Governments therefore have strong reasons to fund R&D, including through direct grants, tax credits, and increasing the long-run supply of human capital through universities or immigration (Bloom et al., 2019). Public R&D investment can crowd-in privately funded R&D, increasing the private investment that would otherwise have occurred by supplying large upfront costs, making technologies cheaper and more feasible for private firms, and producing spillovers (Moretti et al., 2019). This may be particularly important for basic research, and developing emerging sectors like low-carbon technologies. Greater interdisciplinarity and the integration of research and development, often separated into universities and firms, might also contribute positively to innovation (Arora et al., 2019).

Geography

Lastly, the growth in intangibles plays a major role in where people live, as the concentration in cities of people in knowledge-intensive jobs works to increase the number of valuable connections or serendipitous moments between firms and people that result in spillovers and synergies between their ideas: there are increasing returns to scale, so that if a city doubles its population, it may more than double its wages, income, GDP, and the number of patents it generates (Bettencourt et al., 2007).
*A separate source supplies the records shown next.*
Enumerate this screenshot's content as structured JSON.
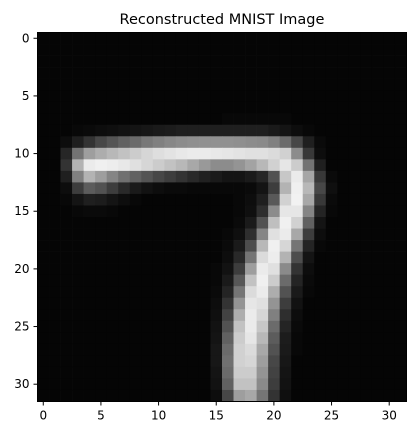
{
  "chart_data": {
    "type": "heatmap",
    "title": "Reconstructed MNIST Image",
    "xlabel": "",
    "ylabel": "",
    "colormap": "gray",
    "value_range": [
      0,
      1
    ],
    "grid": false,
    "xlim": [
      -0.5,
      31.5
    ],
    "ylim": [
      31.5,
      -0.5
    ],
    "x_ticks": [
      0,
      5,
      10,
      15,
      20,
      25,
      30
    ],
    "y_ticks": [
      0,
      5,
      10,
      15,
      20,
      25,
      30
    ],
    "rows": 32,
    "cols": 32,
    "values": [
      [
        0.02,
        0.02,
        0.02,
        0.02,
        0.02,
        0.02,
        0.02,
        0.02,
        0.02,
        0.02,
        0.02,
        0.02,
        0.02,
        0.02,
        0.02,
        0.02,
        0.02,
        0.02,
        0.02,
        0.02,
        0.02,
        0.02,
        0.02,
        0.02,
        0.02,
        0.02,
        0.02,
        0.02,
        0.02,
        0.02,
        0.02,
        0.02
      ],
      [
        0.02,
        0.02,
        0.02,
        0.02,
        0.02,
        0.02,
        0.02,
        0.02,
        0.02,
        0.02,
        0.02,
        0.02,
        0.02,
        0.02,
        0.02,
        0.02,
        0.02,
        0.02,
        0.02,
        0.02,
        0.02,
        0.02,
        0.02,
        0.02,
        0.02,
        0.02,
        0.02,
        0.02,
        0.02,
        0.02,
        0.02,
        0.02
      ],
      [
        0.02,
        0.02,
        0.02,
        0.02,
        0.02,
        0.02,
        0.02,
        0.02,
        0.02,
        0.02,
        0.02,
        0.02,
        0.02,
        0.02,
        0.02,
        0.02,
        0.02,
        0.02,
        0.02,
        0.02,
        0.02,
        0.02,
        0.02,
        0.02,
        0.02,
        0.02,
        0.02,
        0.02,
        0.02,
        0.02,
        0.02,
        0.02
      ],
      [
        0.02,
        0.02,
        0.02,
        0.02,
        0.02,
        0.02,
        0.02,
        0.02,
        0.02,
        0.02,
        0.02,
        0.02,
        0.02,
        0.02,
        0.02,
        0.02,
        0.02,
        0.02,
        0.02,
        0.02,
        0.02,
        0.02,
        0.02,
        0.02,
        0.02,
        0.02,
        0.02,
        0.02,
        0.02,
        0.02,
        0.02,
        0.02
      ],
      [
        0.02,
        0.02,
        0.02,
        0.02,
        0.02,
        0.02,
        0.02,
        0.02,
        0.02,
        0.02,
        0.02,
        0.02,
        0.02,
        0.02,
        0.02,
        0.02,
        0.02,
        0.02,
        0.02,
        0.02,
        0.02,
        0.02,
        0.02,
        0.02,
        0.02,
        0.02,
        0.02,
        0.02,
        0.02,
        0.02,
        0.02,
        0.02
      ],
      [
        0.02,
        0.02,
        0.02,
        0.02,
        0.02,
        0.02,
        0.02,
        0.02,
        0.02,
        0.02,
        0.02,
        0.02,
        0.02,
        0.02,
        0.02,
        0.02,
        0.02,
        0.02,
        0.02,
        0.02,
        0.02,
        0.02,
        0.02,
        0.02,
        0.02,
        0.02,
        0.02,
        0.02,
        0.02,
        0.02,
        0.02,
        0.02
      ],
      [
        0.02,
        0.02,
        0.02,
        0.02,
        0.02,
        0.02,
        0.02,
        0.02,
        0.02,
        0.02,
        0.02,
        0.02,
        0.02,
        0.02,
        0.02,
        0.02,
        0.02,
        0.02,
        0.02,
        0.02,
        0.02,
        0.02,
        0.02,
        0.02,
        0.02,
        0.02,
        0.02,
        0.02,
        0.02,
        0.02,
        0.02,
        0.02
      ],
      [
        0.02,
        0.02,
        0.02,
        0.02,
        0.02,
        0.02,
        0.02,
        0.02,
        0.02,
        0.02,
        0.02,
        0.02,
        0.02,
        0.02,
        0.02,
        0.02,
        0.03,
        0.03,
        0.03,
        0.03,
        0.03,
        0.03,
        0.02,
        0.02,
        0.02,
        0.02,
        0.02,
        0.02,
        0.02,
        0.02,
        0.02,
        0.02
      ],
      [
        0.02,
        0.02,
        0.02,
        0.03,
        0.04,
        0.05,
        0.06,
        0.07,
        0.08,
        0.09,
        0.1,
        0.11,
        0.12,
        0.12,
        0.12,
        0.12,
        0.12,
        0.12,
        0.12,
        0.12,
        0.1,
        0.08,
        0.05,
        0.03,
        0.02,
        0.02,
        0.02,
        0.02,
        0.02,
        0.02,
        0.02,
        0.02
      ],
      [
        0.02,
        0.02,
        0.05,
        0.12,
        0.2,
        0.28,
        0.33,
        0.38,
        0.42,
        0.47,
        0.5,
        0.53,
        0.55,
        0.56,
        0.57,
        0.57,
        0.57,
        0.56,
        0.55,
        0.54,
        0.5,
        0.42,
        0.28,
        0.12,
        0.04,
        0.02,
        0.02,
        0.02,
        0.02,
        0.02,
        0.02,
        0.02
      ],
      [
        0.02,
        0.02,
        0.15,
        0.45,
        0.62,
        0.68,
        0.72,
        0.76,
        0.8,
        0.84,
        0.87,
        0.89,
        0.91,
        0.92,
        0.92,
        0.91,
        0.9,
        0.89,
        0.88,
        0.88,
        0.86,
        0.82,
        0.55,
        0.22,
        0.05,
        0.02,
        0.02,
        0.02,
        0.02,
        0.02,
        0.02,
        0.02
      ],
      [
        0.02,
        0.02,
        0.2,
        0.7,
        0.92,
        0.94,
        0.93,
        0.91,
        0.88,
        0.84,
        0.8,
        0.76,
        0.72,
        0.66,
        0.6,
        0.55,
        0.55,
        0.58,
        0.64,
        0.72,
        0.82,
        0.9,
        0.8,
        0.45,
        0.12,
        0.02,
        0.02,
        0.02,
        0.02,
        0.02,
        0.02,
        0.02
      ],
      [
        0.02,
        0.02,
        0.12,
        0.5,
        0.7,
        0.62,
        0.52,
        0.44,
        0.38,
        0.33,
        0.28,
        0.24,
        0.2,
        0.16,
        0.13,
        0.1,
        0.08,
        0.08,
        0.1,
        0.15,
        0.32,
        0.78,
        0.92,
        0.65,
        0.22,
        0.04,
        0.02,
        0.02,
        0.02,
        0.02,
        0.02,
        0.02
      ],
      [
        0.02,
        0.02,
        0.05,
        0.24,
        0.36,
        0.32,
        0.24,
        0.16,
        0.1,
        0.07,
        0.05,
        0.04,
        0.04,
        0.03,
        0.03,
        0.03,
        0.03,
        0.03,
        0.04,
        0.08,
        0.24,
        0.7,
        0.94,
        0.72,
        0.28,
        0.06,
        0.02,
        0.02,
        0.02,
        0.02,
        0.02,
        0.02
      ],
      [
        0.02,
        0.02,
        0.03,
        0.08,
        0.12,
        0.11,
        0.08,
        0.05,
        0.03,
        0.02,
        0.02,
        0.02,
        0.02,
        0.02,
        0.02,
        0.02,
        0.02,
        0.03,
        0.05,
        0.12,
        0.35,
        0.82,
        0.95,
        0.66,
        0.22,
        0.04,
        0.02,
        0.02,
        0.02,
        0.02,
        0.02,
        0.02
      ],
      [
        0.02,
        0.02,
        0.02,
        0.03,
        0.04,
        0.04,
        0.03,
        0.02,
        0.02,
        0.02,
        0.02,
        0.02,
        0.02,
        0.02,
        0.02,
        0.02,
        0.02,
        0.03,
        0.06,
        0.18,
        0.55,
        0.9,
        0.9,
        0.52,
        0.14,
        0.03,
        0.02,
        0.02,
        0.02,
        0.02,
        0.02,
        0.02
      ],
      [
        0.02,
        0.02,
        0.02,
        0.02,
        0.02,
        0.02,
        0.02,
        0.02,
        0.02,
        0.02,
        0.02,
        0.02,
        0.02,
        0.02,
        0.02,
        0.02,
        0.02,
        0.04,
        0.1,
        0.32,
        0.75,
        0.94,
        0.82,
        0.38,
        0.08,
        0.02,
        0.02,
        0.02,
        0.02,
        0.02,
        0.02,
        0.02
      ],
      [
        0.02,
        0.02,
        0.02,
        0.02,
        0.02,
        0.02,
        0.02,
        0.02,
        0.02,
        0.02,
        0.02,
        0.02,
        0.02,
        0.02,
        0.02,
        0.02,
        0.03,
        0.06,
        0.18,
        0.52,
        0.88,
        0.92,
        0.66,
        0.24,
        0.05,
        0.02,
        0.02,
        0.02,
        0.02,
        0.02,
        0.02,
        0.02
      ],
      [
        0.02,
        0.02,
        0.02,
        0.02,
        0.02,
        0.02,
        0.02,
        0.02,
        0.02,
        0.02,
        0.02,
        0.02,
        0.02,
        0.02,
        0.02,
        0.02,
        0.04,
        0.1,
        0.3,
        0.72,
        0.94,
        0.84,
        0.46,
        0.14,
        0.03,
        0.02,
        0.02,
        0.02,
        0.02,
        0.02,
        0.02,
        0.02
      ],
      [
        0.02,
        0.02,
        0.02,
        0.02,
        0.02,
        0.02,
        0.02,
        0.02,
        0.02,
        0.02,
        0.02,
        0.02,
        0.02,
        0.02,
        0.02,
        0.02,
        0.05,
        0.16,
        0.46,
        0.86,
        0.93,
        0.7,
        0.3,
        0.08,
        0.02,
        0.02,
        0.02,
        0.02,
        0.02,
        0.02,
        0.02,
        0.02
      ],
      [
        0.02,
        0.02,
        0.02,
        0.02,
        0.02,
        0.02,
        0.02,
        0.02,
        0.02,
        0.02,
        0.02,
        0.02,
        0.02,
        0.02,
        0.02,
        0.03,
        0.07,
        0.24,
        0.62,
        0.92,
        0.88,
        0.54,
        0.2,
        0.05,
        0.02,
        0.02,
        0.02,
        0.02,
        0.02,
        0.02,
        0.02,
        0.02
      ],
      [
        0.02,
        0.02,
        0.02,
        0.02,
        0.02,
        0.02,
        0.02,
        0.02,
        0.02,
        0.02,
        0.02,
        0.02,
        0.02,
        0.02,
        0.02,
        0.03,
        0.1,
        0.34,
        0.76,
        0.94,
        0.8,
        0.42,
        0.14,
        0.04,
        0.02,
        0.02,
        0.02,
        0.02,
        0.02,
        0.02,
        0.02,
        0.02
      ],
      [
        0.02,
        0.02,
        0.02,
        0.02,
        0.02,
        0.02,
        0.02,
        0.02,
        0.02,
        0.02,
        0.02,
        0.02,
        0.02,
        0.02,
        0.02,
        0.04,
        0.14,
        0.46,
        0.86,
        0.92,
        0.68,
        0.32,
        0.1,
        0.03,
        0.02,
        0.02,
        0.02,
        0.02,
        0.02,
        0.02,
        0.02,
        0.02
      ],
      [
        0.02,
        0.02,
        0.02,
        0.02,
        0.02,
        0.02,
        0.02,
        0.02,
        0.02,
        0.02,
        0.02,
        0.02,
        0.02,
        0.02,
        0.02,
        0.05,
        0.2,
        0.58,
        0.9,
        0.88,
        0.58,
        0.24,
        0.07,
        0.02,
        0.02,
        0.02,
        0.02,
        0.02,
        0.02,
        0.02,
        0.02,
        0.02
      ],
      [
        0.02,
        0.02,
        0.02,
        0.02,
        0.02,
        0.02,
        0.02,
        0.02,
        0.02,
        0.02,
        0.02,
        0.02,
        0.02,
        0.02,
        0.02,
        0.06,
        0.26,
        0.68,
        0.92,
        0.84,
        0.5,
        0.18,
        0.05,
        0.02,
        0.02,
        0.02,
        0.02,
        0.02,
        0.02,
        0.02,
        0.02,
        0.02
      ],
      [
        0.02,
        0.02,
        0.02,
        0.02,
        0.02,
        0.02,
        0.02,
        0.02,
        0.02,
        0.02,
        0.02,
        0.02,
        0.02,
        0.02,
        0.02,
        0.07,
        0.32,
        0.76,
        0.92,
        0.78,
        0.42,
        0.14,
        0.04,
        0.02,
        0.02,
        0.02,
        0.02,
        0.02,
        0.02,
        0.02,
        0.02,
        0.02
      ],
      [
        0.02,
        0.02,
        0.02,
        0.02,
        0.02,
        0.02,
        0.02,
        0.02,
        0.02,
        0.02,
        0.02,
        0.02,
        0.02,
        0.02,
        0.02,
        0.08,
        0.38,
        0.8,
        0.9,
        0.72,
        0.36,
        0.11,
        0.03,
        0.02,
        0.02,
        0.02,
        0.02,
        0.02,
        0.02,
        0.02,
        0.02,
        0.02
      ],
      [
        0.02,
        0.02,
        0.02,
        0.02,
        0.02,
        0.02,
        0.02,
        0.02,
        0.02,
        0.02,
        0.02,
        0.02,
        0.02,
        0.02,
        0.02,
        0.09,
        0.42,
        0.82,
        0.86,
        0.66,
        0.32,
        0.1,
        0.03,
        0.02,
        0.02,
        0.02,
        0.02,
        0.02,
        0.02,
        0.02,
        0.02,
        0.02
      ],
      [
        0.02,
        0.02,
        0.02,
        0.02,
        0.02,
        0.02,
        0.02,
        0.02,
        0.02,
        0.02,
        0.02,
        0.02,
        0.02,
        0.02,
        0.02,
        0.09,
        0.44,
        0.82,
        0.84,
        0.62,
        0.28,
        0.09,
        0.02,
        0.02,
        0.02,
        0.02,
        0.02,
        0.02,
        0.02,
        0.02,
        0.02,
        0.02
      ],
      [
        0.02,
        0.02,
        0.02,
        0.02,
        0.02,
        0.02,
        0.02,
        0.02,
        0.02,
        0.02,
        0.02,
        0.02,
        0.02,
        0.02,
        0.02,
        0.08,
        0.42,
        0.8,
        0.8,
        0.58,
        0.26,
        0.08,
        0.02,
        0.02,
        0.02,
        0.02,
        0.02,
        0.02,
        0.02,
        0.02,
        0.02,
        0.02
      ],
      [
        0.02,
        0.02,
        0.02,
        0.02,
        0.02,
        0.02,
        0.02,
        0.02,
        0.02,
        0.02,
        0.02,
        0.02,
        0.02,
        0.02,
        0.02,
        0.07,
        0.38,
        0.76,
        0.76,
        0.54,
        0.24,
        0.07,
        0.02,
        0.02,
        0.02,
        0.02,
        0.02,
        0.02,
        0.02,
        0.02,
        0.02,
        0.02
      ],
      [
        0.02,
        0.02,
        0.02,
        0.02,
        0.02,
        0.02,
        0.02,
        0.02,
        0.02,
        0.02,
        0.02,
        0.02,
        0.02,
        0.02,
        0.02,
        0.05,
        0.28,
        0.62,
        0.66,
        0.46,
        0.2,
        0.06,
        0.02,
        0.02,
        0.02,
        0.02,
        0.02,
        0.02,
        0.02,
        0.02,
        0.02,
        0.02
      ]
    ]
  }
}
In the United States, Moretti (2019) found that ten cities accounted for 70%, 79%, and 59% of inventors in computing, semiconductors, and the combination of biology, chemistry, and medicine, as these fields have become increasingly geographically concentrated. Urban agglomeration also increases the supply of skilled labour within commuting distance, and the rate of assortative matching between firms and workers, also a driver of wage inequality across regions (Dauth et al., 2018). While this may have led to greater efficiency and overall prosperity, many of the most productive cities such as New York and the San Francisco Bay Area are becoming more unaffordable, as restrictions on the housing supply inhibit further growth since workers find it harder to relocate or stay there: labour misallocation due to these restrictions had reduced overall growth in the United States by over 50% from 1964 to 2009 (Hsieh and Moretti, 2019).

In the UK, London is experiencing similar issues, but may have fared better due to its vast network of transport links both across the city and with other towns and cities, which has increased its labour pool. On the other hand, infrastructure spending has been biased towards London and South East because of their prosperity, which has only reinforced geographic inequality (Coyle and Sensier, 2020): besides London, other UK cities do not seem to be seeing the effects of agglomeration. In addition, 46% of public and charitable investment in R&D is concentrated within London, Oxford, and Cambridge, significantly higher than the proportions of business spending at 31% and population at 21% (Forth and Jones, 2020). Reappraising such imbalances may be key to greater and more equitable growth in the future, as may changing remote working practices (Clancy, 2020).